O Pioneirismo na Vila: Um Olhar Experiente



 

O missionário Redentorista Padre Antônio Ricieri Bariani foi um dos pioneiros a se dedicar ao trabalho e consolidação da Vila São Cottolengo desde o início da instituição, em 1951. Aos 100 anos de idade e completamente lúcido, ele reside atualmente na casa paroquial de Trindade e conta um pouco sobre sua experiência à frente da Vila, sua trajetória e seus sentimentos em relação à maior instituição filantrópica do Centro-Oeste.

1 – O Senhor é um dos pioneiros da Vila São Cottolengo.

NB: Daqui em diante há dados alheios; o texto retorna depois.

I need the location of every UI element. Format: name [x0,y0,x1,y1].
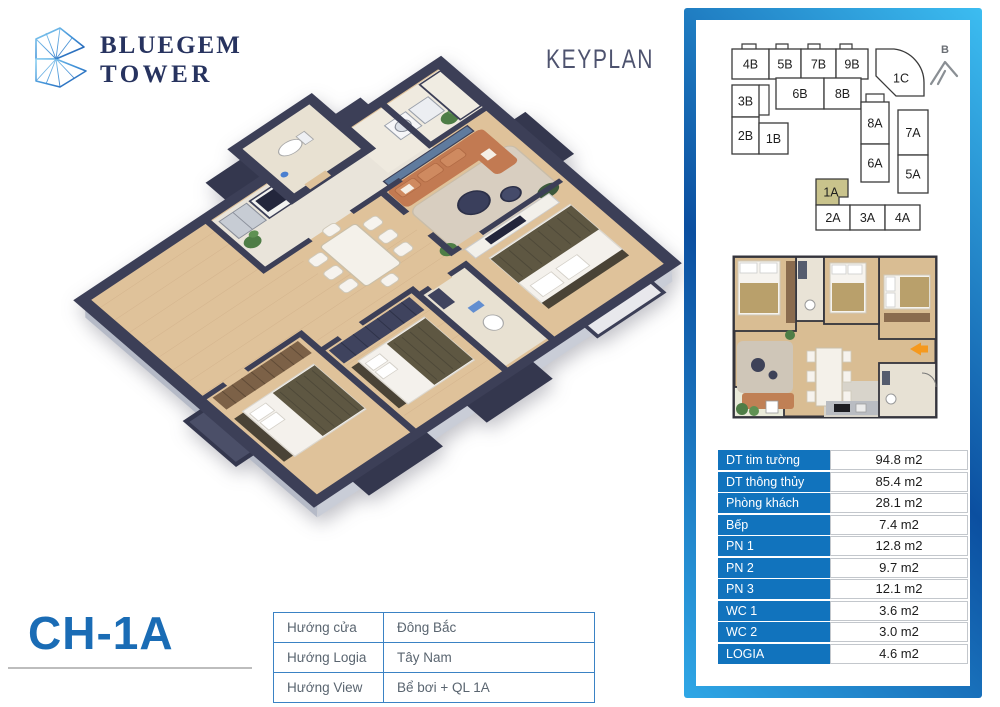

Como começou a sua história com a instituição?

O Padre Vilela tinha um terreno e a intenção dele era construir um abrigo para os pobres porque naquela época, depois da festa de Trindade, ficavam tantos pobres sentados por toda parte, sujos, doentes, maltrapilhos, muitas vezes com crianças desnutridas, e tudo isso inspirou a nossa piedade. Nós víamos que aquilo não era certo e eu sempre estive a serviço do Padre Vilela.

2 – Qual a importância do trabalho desenvolvido na Instituição? Como foi a sua experiência?

Este trabalho é único e maravilhoso. Na Itália, existe o primeiro trabalho desenvolvido pelo próprio padre José  Bento Cottolengo, que tinha como lema 'caridade e confiança' e de onde saiu a inspiração do Padre Vilela. É um trabalho de tamanha generosidade, de pura caridade e de grande importância social. Para mim, é uma grande alegria ter participado da construção da Vila, pois tudo que eu fazia era com boa vontade porque sabia que era um lugar de caridade e de amor. Eu me orgulho de ter feito parte dessa história.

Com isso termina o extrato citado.